Selected features: (see program for a full list)
* Can use SpamProbe
* Converts non-ASCII headers and body to Unicode when possible, so you can connect with a device that cant handle other encodings
* Move very large message bodies into attachments, to work around display problems on some devices
* Create thumbnails of large images so they can be previewed on low-bandwidth connections
* Can use tnef and soffice to unpack winmail.dat and add HTML or PDF versions of office documents, so you can view these on devices that dont otherwise support them
* Move mail between IMAP and local Maildirs
* Move old mail to compressed archives, saving attachments separately and merging duplicates; archives can be searched along with current mail
* Periodically check additional IMAP accounts and process their mail as if it had been sent to the first
* Rewrite delivery failure reports, adding the failed address to the Subject when possible
* Rewrite the importance flag according to your own rules
* Manage folders named after dates, for postponing messages and notes to a specific future date
* Can add arbitrary Python code to the rules, and/or run extra code on messages that were SSL-authenticated as from yourself (for email-based remote control)
MacLinux
========
From http://ssb22.user.srcf.net/setup/mac.html#maclinux
(also mirrored at http://ssb22.gitlab.io/setup/mac.html#maclinux just in case)

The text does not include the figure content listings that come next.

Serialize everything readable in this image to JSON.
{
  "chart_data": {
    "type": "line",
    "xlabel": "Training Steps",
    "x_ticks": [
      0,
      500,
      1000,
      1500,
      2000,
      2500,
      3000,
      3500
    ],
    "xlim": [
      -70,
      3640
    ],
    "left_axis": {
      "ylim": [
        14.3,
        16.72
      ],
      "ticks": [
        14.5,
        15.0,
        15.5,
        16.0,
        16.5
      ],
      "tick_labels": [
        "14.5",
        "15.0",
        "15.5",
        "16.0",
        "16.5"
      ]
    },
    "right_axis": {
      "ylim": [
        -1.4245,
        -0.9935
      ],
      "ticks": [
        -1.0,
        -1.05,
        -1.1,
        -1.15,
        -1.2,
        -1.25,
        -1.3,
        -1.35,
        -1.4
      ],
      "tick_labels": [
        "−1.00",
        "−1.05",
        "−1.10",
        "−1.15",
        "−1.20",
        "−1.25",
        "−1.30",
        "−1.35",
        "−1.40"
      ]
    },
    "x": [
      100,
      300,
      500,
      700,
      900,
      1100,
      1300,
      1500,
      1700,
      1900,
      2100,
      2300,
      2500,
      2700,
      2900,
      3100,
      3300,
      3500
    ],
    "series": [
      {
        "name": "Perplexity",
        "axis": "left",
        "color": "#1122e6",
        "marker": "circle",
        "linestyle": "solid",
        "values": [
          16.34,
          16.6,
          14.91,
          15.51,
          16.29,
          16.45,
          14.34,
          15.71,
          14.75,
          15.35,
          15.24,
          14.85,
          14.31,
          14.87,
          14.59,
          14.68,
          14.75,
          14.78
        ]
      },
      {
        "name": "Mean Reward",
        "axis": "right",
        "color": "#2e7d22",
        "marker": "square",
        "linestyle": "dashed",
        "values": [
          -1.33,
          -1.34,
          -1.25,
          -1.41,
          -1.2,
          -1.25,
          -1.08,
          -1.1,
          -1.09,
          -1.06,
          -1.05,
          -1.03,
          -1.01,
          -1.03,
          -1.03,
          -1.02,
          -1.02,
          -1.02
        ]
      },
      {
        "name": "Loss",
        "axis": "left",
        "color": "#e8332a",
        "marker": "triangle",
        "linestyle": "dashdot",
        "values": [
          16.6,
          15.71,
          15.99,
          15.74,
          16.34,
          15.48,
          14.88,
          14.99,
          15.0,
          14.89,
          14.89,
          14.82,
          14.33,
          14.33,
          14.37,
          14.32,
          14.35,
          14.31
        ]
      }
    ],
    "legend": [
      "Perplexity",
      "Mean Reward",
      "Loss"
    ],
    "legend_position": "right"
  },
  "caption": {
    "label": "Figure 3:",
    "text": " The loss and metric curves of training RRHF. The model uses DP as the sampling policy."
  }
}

`maclinux.txt` is a script to make the Mac more GNU/Linux-like by:
* Assigning all Mac applications to shell commands whenever possible
* Providing functions for `wget`, `watch`, `umount`, `halt` etc when these commands are not available
The script can be added to, or sourced from, your `~/.bashrc` and/or `~/.bash_profile`.
timetrack.js
============
This Javascript-based tool can be used to add up the time you spend on projects, and can also count arbitrary items along the way.The input is text-based (so it can be copied from a PDA or whatever) and can run either [in the browser](http://ssb22.user.srcf.net/gradint/timetrack.html) or on the command line via Node.js. You can enter:
* Hours and minutes e.g. `3h 5min` or decimal fractions of hours e.g. `1.5h` (start with e.g. `0.0h` to get *output* as decimal fractions)
* Starting and finishing times e.g. `954-1023` for start at 9:54 and stop at 10:23 (if stopping in the same hour, you need specify only the 2-digit minute after the `-`); a button to start/stop at the current time is provided
* Arbitrary items, by placing your chosen abbreviation of the item immediately after a number, e.g. `1m 2t 4bk`
* To track other projects, precede some numbers with one or more letters e.g. `x3h x45min y9t`: each prefix gives a separate total.
Legal
=====
All material © Silas S. Brown unless otherwise stated. Licensed under Apache 2.
Apache is a registered trademark of The Apache Software Foundation.
Javascript is a trademark of Oracle Corporation in the US.
Python is a trademark of the Python Software Foundation.
Unicode is a registered trademark of Unicode, Inc. in the United States and other countries.
Any other trademarks I mentioned without realising are trademarks of their respective holders.